Natural gas for July delivery gained 9.2 cents, or 3.3 percent, to $2.859 per million British thermal units at 11:53 a.m. on the New York Mercantile Exchange after rising to $2.946 per million Btu, the highest intraday price since Jan. 10. Gas has climbed 50 percent since falling to a 10-year intraday low of $1.902 per million Btu on April 19.
July gas futures expire today. The more actively traded August contract gained 8.9 cents, or 3.2 percent, to $2.896 per million Btu.
The weather will be hotter than normal in the Northeast through June 25, according to MDA EarthSat Weather in Gaithersburg, Maryland.
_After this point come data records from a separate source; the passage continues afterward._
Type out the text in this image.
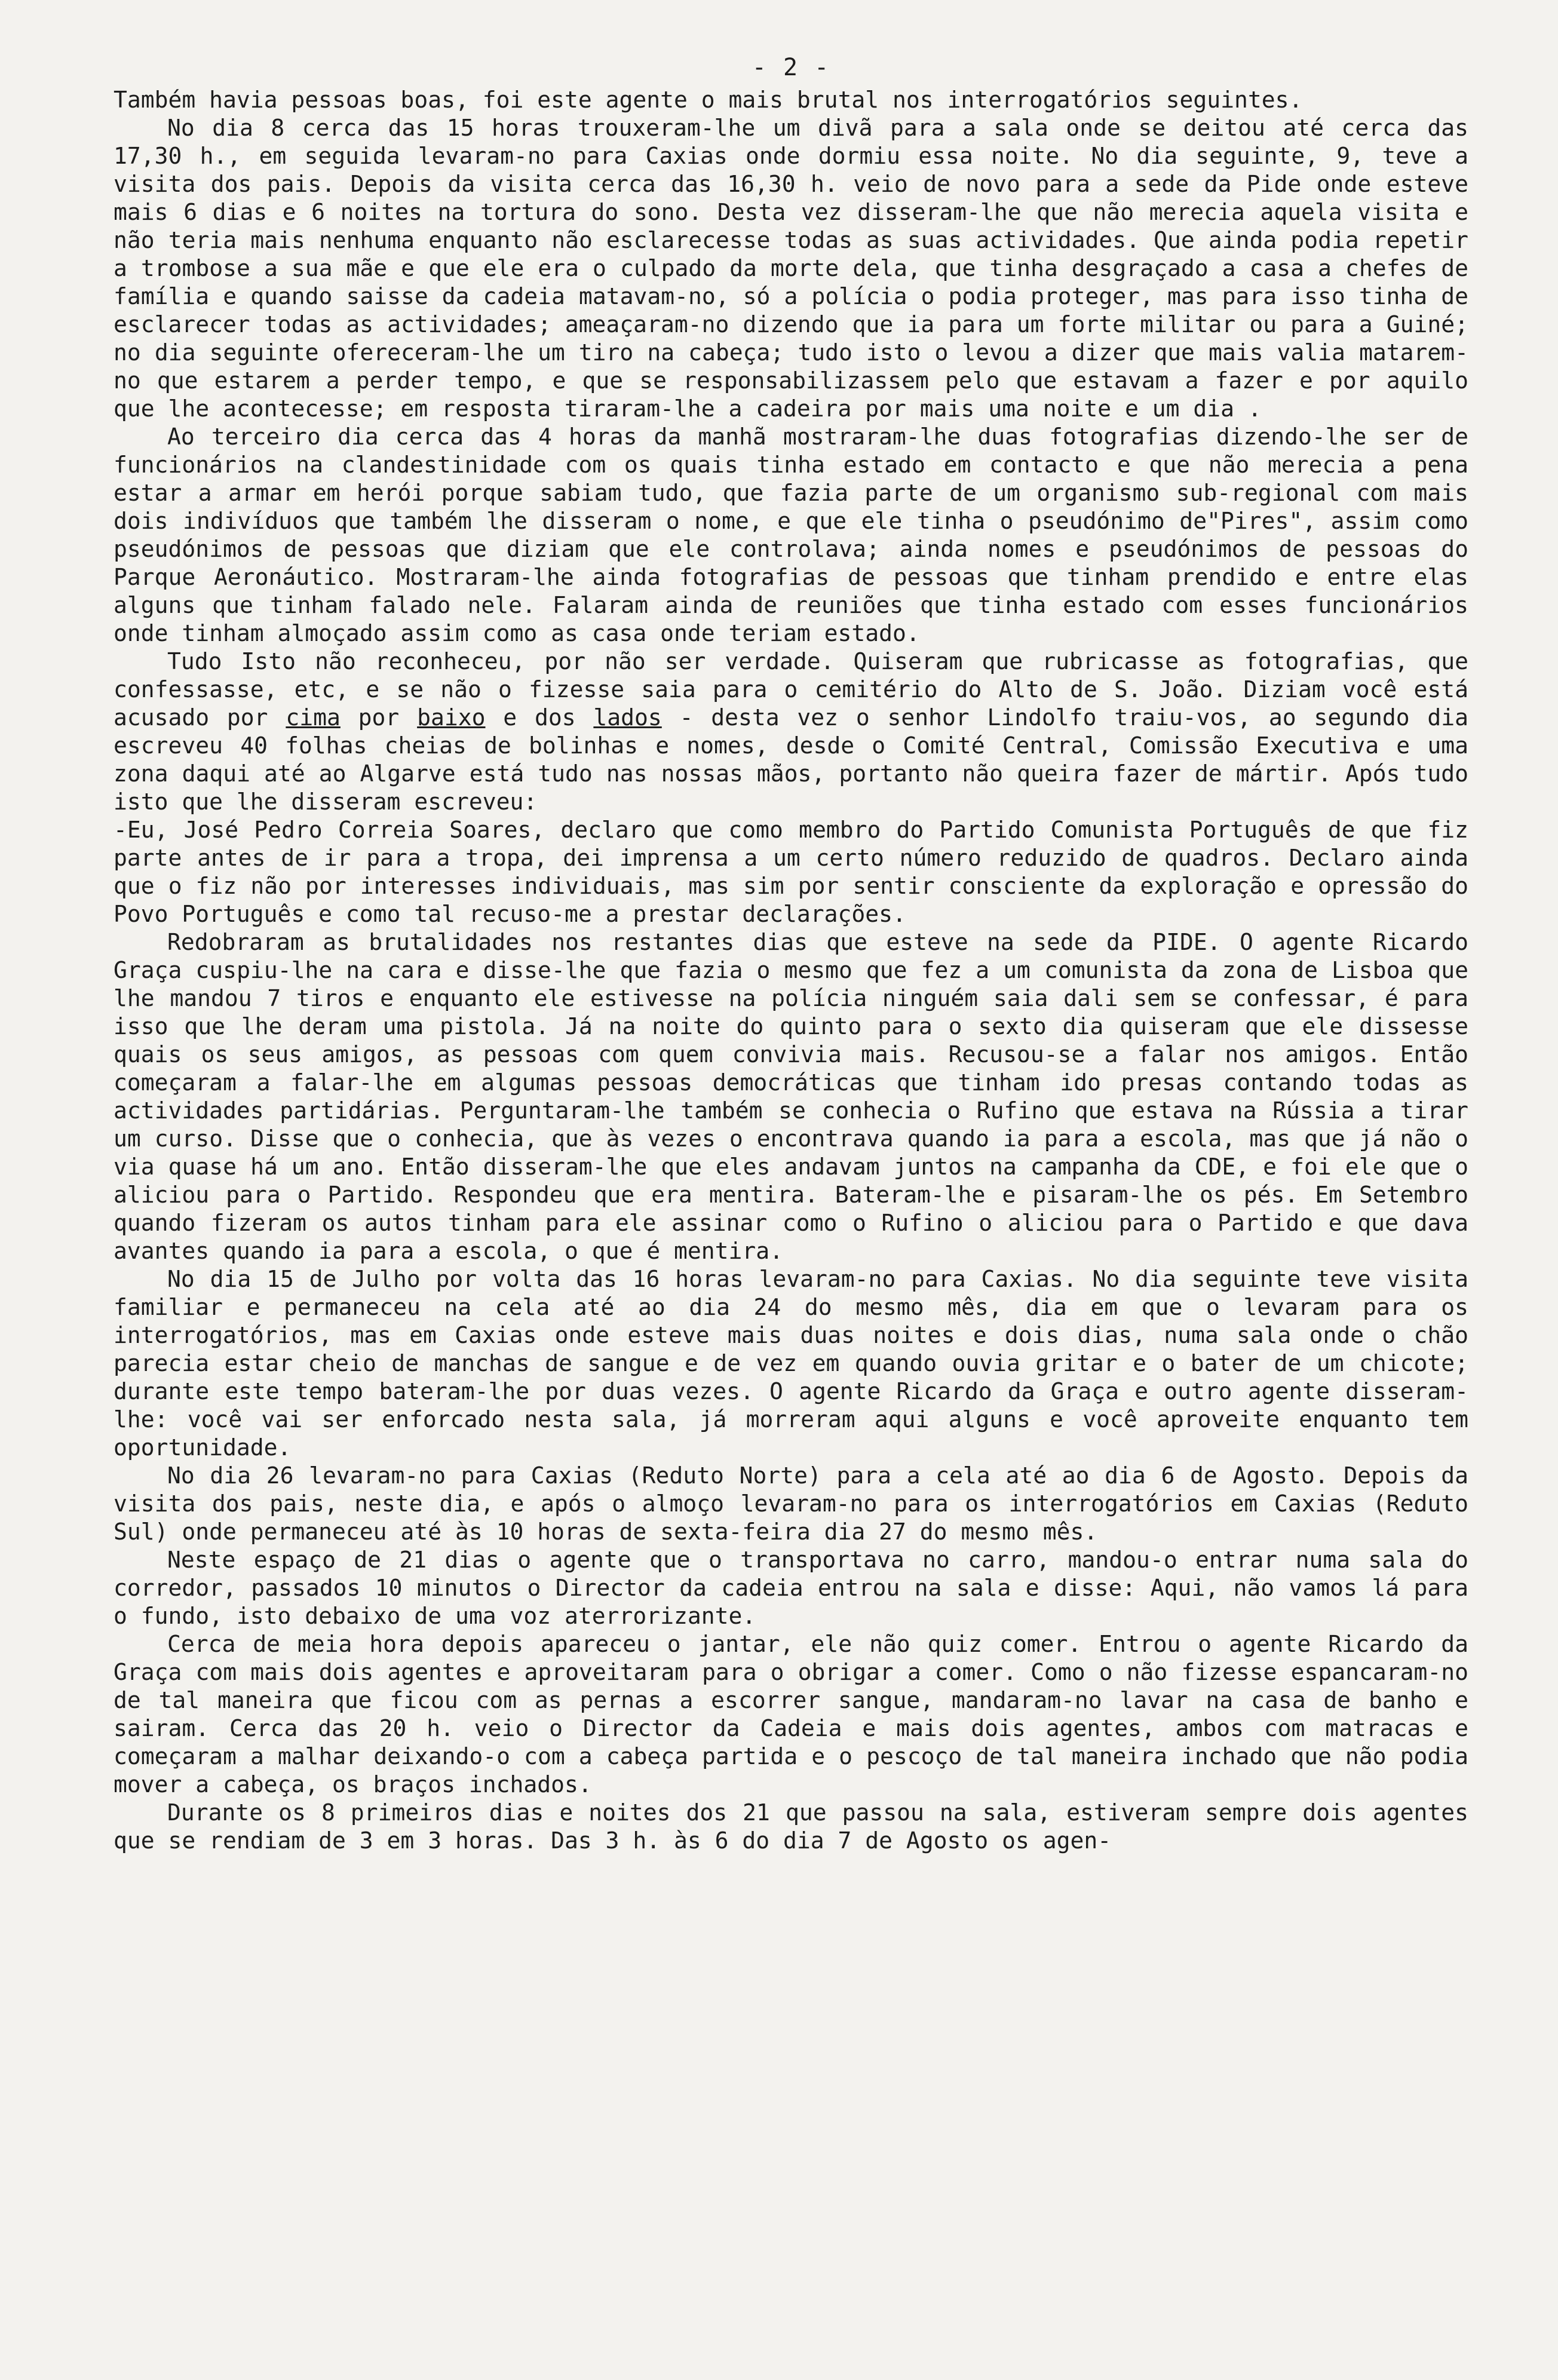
- 2 -

Também havia pessoas boas, foi este agente o mais brutal nos interrogatórios seguintes.

No dia 8 cerca das 15 horas trouxeram-lhe um divã para a sala onde se deitou até cerca das 17,30 h., em seguida levaram-no para Caxias onde dormiu essa noite. No dia seguinte, 9, teve a visita dos pais. Depois da visita cerca das 16,30 h. veio de novo para a sede da Pide onde esteve mais 6 dias e 6 noites na tortura do sono. Desta vez disseram-lhe que não merecia aquela visita e não teria mais nenhuma enquanto não esclarecesse todas as suas actividades. Que ainda podia repetir a trombose a sua mãe e que ele era o culpado da morte dela, que tinha desgraçado a casa a chefes de família e quando saisse da cadeia matavam-no, só a polícia o podia proteger, mas para isso tinha de esclarecer todas as actividades; ameaçaram-no dizendo que ia para um forte militar ou para a Guiné; no dia seguinte ofereceram-lhe um tiro na cabeça; tudo isto o levou a dizer que mais valia matarem-no que estarem a perder tempo, e que se responsabilizassem pelo que estavam a fazer e por aquilo que lhe acontecesse; em resposta tiraram-lhe a cadeira por mais uma noite e um dia .

Ao terceiro dia cerca das 4 horas da manhã mostraram-lhe duas fotografias dizendo-lhe ser de funcionários na clandestinidade com os quais tinha estado em contacto e que não merecia a pena estar a armar em herói porque sabiam tudo, que fazia parte de um organismo sub-regional com mais dois indivíduos que também lhe disseram o nome, e que ele tinha o pseudónimo de"Pires", assim como pseudónimos de pessoas que diziam que ele controlava; ainda nomes e pseudónimos de pessoas do Parque Aeronáutico. Mostraram-lhe ainda fotografias de pessoas que tinham prendido e entre elas alguns que tinham falado nele. Falaram ainda de reuniões que tinha estado com esses funcionários onde tinham almoçado assim como as casa onde teriam estado.

Tudo Isto não reconheceu, por não ser verdade. Quiseram que rubricasse as fotografias, que confessasse, etc, e se não o fizesse saia para o cemitério do Alto de S. João. Diziam você está acusado por cima por baixo e dos lados - desta vez o senhor Lindolfo traiu-vos, ao segundo dia escreveu 40 folhas cheias de bolinhas e nomes, desde o Comité Central, Comissão Executiva e uma zona daqui até ao Algarve está tudo nas nossas mãos, portanto não queira fazer de mártir. Após tudo isto que lhe disseram escreveu:

-Eu, José Pedro Correia Soares, declaro que como membro do Partido Comunista Português de que fiz parte antes de ir para a tropa, dei imprensa a um certo número reduzido de quadros. Declaro ainda que o fiz não por interesses individuais, mas sim por sentir consciente da exploração e opressão do Povo Português e como tal recuso-me a prestar declarações.

Redobraram as brutalidades nos restantes dias que esteve na sede da PIDE. O agente Ricardo Graça cuspiu-lhe na cara e disse-lhe que fazia o mesmo que fez a um comunista da zona de Lisboa que lhe mandou 7 tiros e enquanto ele estivesse na polícia ninguém saia dali sem se confessar, é para isso que lhe deram uma pistola. Já na noite do quinto para o sexto dia quiseram que ele dissesse quais os seus amigos, as pessoas com quem convivia mais. Recusou-se a falar nos amigos. Então começaram a falar-lhe em algumas pessoas democráticas que tinham ido presas contando todas as actividades partidárias. Perguntaram-lhe também se conhecia o Rufino que estava na Rússia a tirar um curso. Disse que o conhecia, que às vezes o encontrava quando ia para a escola, mas que já não o via quase há um ano. Então disseram-lhe que eles andavam juntos na campanha da CDE, e foi ele que o aliciou para o Partido. Respondeu que era mentira. Bateram-lhe e pisaram-lhe os pés. Em Setembro quando fizeram os autos tinham para ele assinar como o Rufino o aliciou para o Partido e que dava avantes quando ia para a escola, o que é mentira.

No dia 15 de Julho por volta das 16 horas levaram-no para Caxias. No dia seguinte teve visita familiar e permaneceu na cela até ao dia 24 do mesmo mês, dia em que o levaram para os interrogatórios, mas em Caxias onde esteve mais duas noites e dois dias, numa sala onde o chão parecia estar cheio de manchas de sangue e de vez em quando ouvia gritar e o bater de um chicote; durante este tempo bateram-lhe por duas vezes. O agente Ricardo da Graça e outro agente disseram-lhe: você vai ser enforcado nesta sala, já morreram aqui alguns e você aproveite enquanto tem oportunidade.

No dia 26 levaram-no para Caxias (Reduto Norte) para a cela até ao dia 6 de Agosto. Depois da visita dos pais, neste dia, e após o almoço levaram-no para os interrogatórios em Caxias (Reduto Sul) onde permaneceu até às 10 horas de sexta-feira dia 27 do mesmo mês.

Neste espaço de 21 dias o agente que o transportava no carro, mandou-o entrar numa sala do corredor, passados 10 minutos o Director da cadeia entrou na sala e disse: Aqui, não vamos lá para o fundo, isto debaixo de uma voz aterrorizante.

Cerca de meia hora depois apareceu o jantar, ele não quiz comer. Entrou o agente Ricardo da Graça com mais dois agentes e aproveitaram para o obrigar a comer. Como o não fizesse espancaram-no de tal maneira que ficou com as pernas a escorrer sangue, mandaram-no lavar na casa de banho e sairam. Cerca das 20 h. veio o Director da Cadeia e mais dois agentes, ambos com matracas e começaram a malhar deixando-o com a cabeça partida e o pescoço de tal maneira inchado que não podia mover a cabeça, os braços inchados.

Durante os 8 primeiros dias e noites dos 21 que passou na sala, estiveram sempre dois agentes que se rendiam de 3 em 3 horas. Das 3 h. às 6 do dia 7 de Agosto os agen-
Cooling demand in the U.S. may be 7 percent above normal on June 23, data from Weather Derivatives in Belton, Missouri, show.
The high in New York tomorrow may be 90 degrees Fahrenheit, 7 higher than the usual reading, according to the National Weather Service, which issued heat advisories from Nebraska to Ohio and from Minnesota to Texas.
Electricity producers account for about 36 percent of U.S. gas consumption, according to the Energy Department.
Current natural gas prices aren’t sustainable, Rex Tillerson, chief executive of Exxon Mobil Corp., the largest U.S. natural gas producer, said at the Council on Foreign Relations in New York today.
Energy producers are “losing our shirts” amid low gas prices, Tillerson said.
Energy Department data scheduled for release tomorrow at 10:30 a.m. in Washington may show gas inventories climbed 53 billion cubic feet in the week ended June 22, according to the median of 19 analyst estimates compiled by Bloomberg. The five- year average increase is 85 billion, department data show.
The department cut its forecast for natural gas output in 2012 by 1 percent in the June 12 monthly Short-Term Energy Outlook. Marketed gas production will average 68.47 billion cubic feet a day this year, down from 69.14 billion estimated in May, the department said.
Gas prices at the benchmark Henry Hub in Erath, Louisiana, will average $2.55 per million British thermal units, up from the previous estimate of $2.45, according to the report.
The number of rigs drilling for natural gas in the U.S. fell by 21 to 541 last week, the lowest count since August 1999, according to data released June 22 by Baker Hughes Inc. in Houston.